The Affordable Care Act (ACA, Obamacare) raises many questions:
Here is my guide to finding answers to the questions that I thought were important, as an individual consumer looking for an individual policy. The links here were functional on 5 November 2013; the information here is from a lay person perspective, and should not be construed as legal or medical advice... just a way to help find things on the various sites.
Recommended order as follows, but most steps are independent.
Experian? Yep, one feature Experian offers is "identity service" where they ask questions based on your credit history to verify your identity. They do that for free credit reports... and now they do it for the ACA. There are two alternatives: prove your identity to a facilitator in a face-to-face meeting (call the NHL support number to get a list of local facilitators: 885-768-5465), or use the 64 page paper application.
I guess there is a third alternative... after failing to successfully check eligibility each day for a week, I called NevadaHealthLink to report the problem. They said there were only two reasons it would fail: that I haven't lived at the same address for the last two years (well, it has been eleven), or that I have no credit history (my credit report shows lots of credit history). After going around that discussion a while, and getting a supervisor involved, rather than figuring out the problem with the web site, they offered to take an application over the phone. This took 3 hours, about half of it on hold while the agent checked with IT about this problem, and the supervisor about that problem, but finally it got done. I can't (yet) see the account they created for me, but they claim I will be able to in due time.
I guess the reason that I had problems getting validated was because when I am asked for an "address" I use my PO Box, rather than my street address, because the PO Box is where I get mail. It occurred to me today to try using the street address, and the identity verification went right through. It seems to have lead into the same application process that I went through on the phone, so I don't think it is appropriate for me to go too far into that process on the account I set up, as my application has been completed on the account they set up. So be sure to use your physical address. My agent tried and tried (and hopefully succeeded, if I expect to receive mailings) to get my mailing address (PO Box) into the application, as I do not get USPS mail at my physical address.
The application indicated that I qualify for Expanded Medicaid. NevadaHealthLink people told me that I would receive a coverage card and paperwork from NV DWSS within 7 working days. When that didn't happen, I called NV DWSS and they said that they have 45 days to process the application. Due to the date of the application (delayed several days because the other problems), the processing date would be 2 January 2014. On 3 January 2014, the automated system still said my application was pending, so I called talked to a person again, and they said I didn't misunderstand the date, but that something must have delayed things, and that I will get a call back within 48 hours. I seriously doubt they work on weekends, though, so I don't know why they don't say "2 business days" instead of 48 hours.

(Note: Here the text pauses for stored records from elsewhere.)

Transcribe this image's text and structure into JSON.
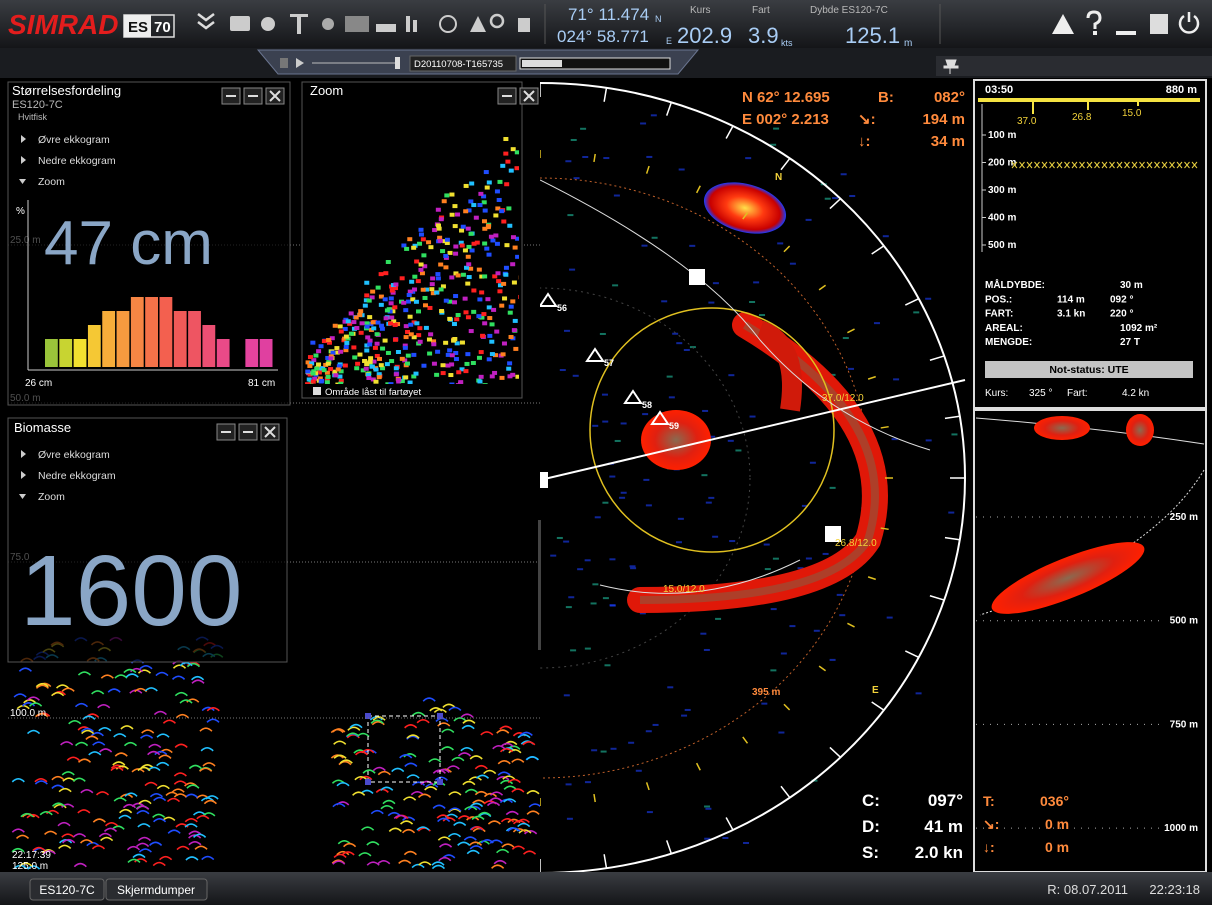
{
  "top_bar": {
    "brand": "SIMRAD",
    "model_prefix": "ES",
    "model_num": "70",
    "lat": "71° 11.474",
    "lat_hem": "N",
    "lon": "024° 58.771",
    "lon_hem": "E",
    "course_label": "Kurs",
    "course": "202.9",
    "speed_label": "Fart",
    "speed": "3.9",
    "speed_unit": "kts",
    "depth_label": "Dybde ES120-7C",
    "depth": "125.1",
    "depth_unit": "m"
  },
  "toolbar": {
    "file": "D20110708-T165735"
  },
  "size_panel": {
    "title": "Størrelsesfordeling",
    "sounder": "ES120-7C",
    "species": "Hvitfisk",
    "menu": [
      "Øvre ekkogram",
      "Nedre ekkogram",
      "Zoom"
    ],
    "axis_label": "%",
    "mean": "47 cm",
    "min_label": "26 cm",
    "max_label": "81 cm",
    "histogram": {
      "values": [
        4,
        4,
        4,
        6,
        8,
        8,
        10,
        10,
        10,
        8,
        8,
        6,
        4,
        0,
        4,
        4
      ],
      "colors": [
        "#9ac43a",
        "#c8d431",
        "#f2e130",
        "#f5c834",
        "#f7ad3a",
        "#f79a3f",
        "#f68644",
        "#f57249",
        "#f3604f",
        "#f15a58",
        "#ee5562",
        "#ec4f73",
        "#ea4a88",
        "#e8469c",
        "#e5439e",
        "#e040a0"
      ]
    }
  },
  "zoom_panel": {
    "title": "Zoom",
    "lock_label": "Område låst til fartøyet"
  },
  "biomass_panel": {
    "title": "Biomasse",
    "menu": [
      "Øvre ekkogram",
      "Nedre ekkogram",
      "Zoom"
    ],
    "value": "1600"
  },
  "echogram": {
    "depth_labels": [
      "25.0 m",
      "50.0 m",
      "75.0",
      "100.0 m"
    ],
    "time": "22:17:39",
    "bottom_depth": "125.0 m"
  },
  "sonar": {
    "pos_n": "N  62° 12.695",
    "bearing_label": "B:",
    "bearing": "082°",
    "pos_e": "E 002° 2.213",
    "range_label": "↘:",
    "range": "194 m",
    "depth_label": "↓:",
    "depth": "34 m",
    "markers": [
      "56",
      "57",
      "58",
      "59"
    ],
    "compass_n": "N",
    "compass_e": "E",
    "ring_labels": [
      "37.0/12.0",
      "26.8/12.0",
      "15.0/12.0"
    ],
    "range_ring": "395 m",
    "course_label": "C:",
    "course": "097°",
    "dist_label": "D:",
    "dist": "41 m",
    "speed_label": "S:",
    "speed": "2.0 kn"
  },
  "catch_panel": {
    "time": "03:50",
    "range": "880 m",
    "marks": [
      "37.0",
      "26.8",
      "15.0"
    ],
    "depths": [
      "100 m",
      "200 m",
      "300 m",
      "400 m",
      "500 m"
    ],
    "rows": [
      [
        "MÅLDYBDE:",
        "30 m"
      ],
      [
        "POS.:",
        "114 m",
        "092 °"
      ],
      [
        "FART:",
        "3.1 kn",
        "220 °"
      ],
      [
        "AREAL:",
        "1092 m²"
      ],
      [
        "MENGDE:",
        "27 T"
      ]
    ],
    "status": "Not-status: UTE",
    "course_label": "Kurs:",
    "course": "325 °",
    "speed_label": "Fart:",
    "speed": "4.2 kn"
  },
  "side_echo": {
    "depths": [
      "250 m",
      "500 m",
      "750 m",
      "1000 m"
    ],
    "t_label": "T:",
    "t_value": "036°",
    "range_label": "↘:",
    "range": "0 m",
    "depth_label": "↓:",
    "depth": "0 m"
  },
  "status_bar": {
    "buttons": [
      "ES120-7C",
      "Skjermdumper"
    ],
    "date": "R: 08.07.2011",
    "time": "22:23:18"
  }
}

It is an uncomfortable feeling being without health care insurance of any sort.
Note that when browsing plans, you will be listed as "unqualified", which doesn't mean you are not qualified to obtain a health plan, but that you haven't gone through the verification process, and the qualification process, for a government subsidy.
The list is long, and scrolling is confusing as the plan names disappear, and it would be nice to print it, but the "Print" button that is offered seems to do the same function as the "Close" button. If, instead, you choose to click on the plan name, you get the same list, but just for one plan. There is no "Print" button offered here, and if you try to use the browser print feature, all you get is a waste of paper, with the plan text overlaid on the list of plans.If you can't figure out what listed category a specific medical expense would fall into, more detail is available, from the providers. You can print those lists, too, but they have a different format for each provider, so comparison of two printouts will take a bit of searching. But the detailed lists are not directly available at NHL. Instead you must go to the site mentioned in the next item.

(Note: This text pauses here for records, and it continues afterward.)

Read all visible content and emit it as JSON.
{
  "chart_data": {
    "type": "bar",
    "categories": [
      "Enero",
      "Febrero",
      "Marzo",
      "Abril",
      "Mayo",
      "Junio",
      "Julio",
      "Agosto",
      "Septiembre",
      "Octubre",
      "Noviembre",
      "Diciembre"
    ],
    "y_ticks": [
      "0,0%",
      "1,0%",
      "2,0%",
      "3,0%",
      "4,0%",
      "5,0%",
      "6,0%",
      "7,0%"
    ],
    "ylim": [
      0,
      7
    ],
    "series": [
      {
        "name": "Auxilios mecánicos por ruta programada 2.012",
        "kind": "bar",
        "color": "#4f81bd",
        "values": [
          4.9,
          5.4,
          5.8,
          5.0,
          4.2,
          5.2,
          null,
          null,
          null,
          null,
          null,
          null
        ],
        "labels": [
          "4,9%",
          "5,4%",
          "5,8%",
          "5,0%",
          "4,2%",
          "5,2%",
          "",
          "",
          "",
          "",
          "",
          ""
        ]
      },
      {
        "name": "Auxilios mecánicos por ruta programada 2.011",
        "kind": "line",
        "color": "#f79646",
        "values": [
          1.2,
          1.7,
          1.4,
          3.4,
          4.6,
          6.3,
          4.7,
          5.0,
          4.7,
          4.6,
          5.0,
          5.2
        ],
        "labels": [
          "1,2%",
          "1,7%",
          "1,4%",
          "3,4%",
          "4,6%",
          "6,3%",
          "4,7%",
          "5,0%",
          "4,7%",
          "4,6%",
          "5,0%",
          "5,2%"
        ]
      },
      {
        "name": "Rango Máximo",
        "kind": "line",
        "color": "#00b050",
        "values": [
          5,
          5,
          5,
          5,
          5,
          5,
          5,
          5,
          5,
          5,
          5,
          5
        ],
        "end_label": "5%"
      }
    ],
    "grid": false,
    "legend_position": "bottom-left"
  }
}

If they tell you to call Experian with a code, you can, but if you get told your information hasn't come through yet, it is not clear that it is worth calling back each time you try, over the next several days. However, if the error persists for more than 3 days, and you get told the same thing by Experian, you should call the NHL support line and report the problem. Since it hasn't been 3 days yet (See red paragraph above for what happened later), I have no idea what there answer will be if the problem persists longer than that, other than the facilitator or the paper application.Once you have been verified and qualified, then the premium prices on the NHL site will be adjusted by your subsidies, for a better report of what you must actually pay for coverage.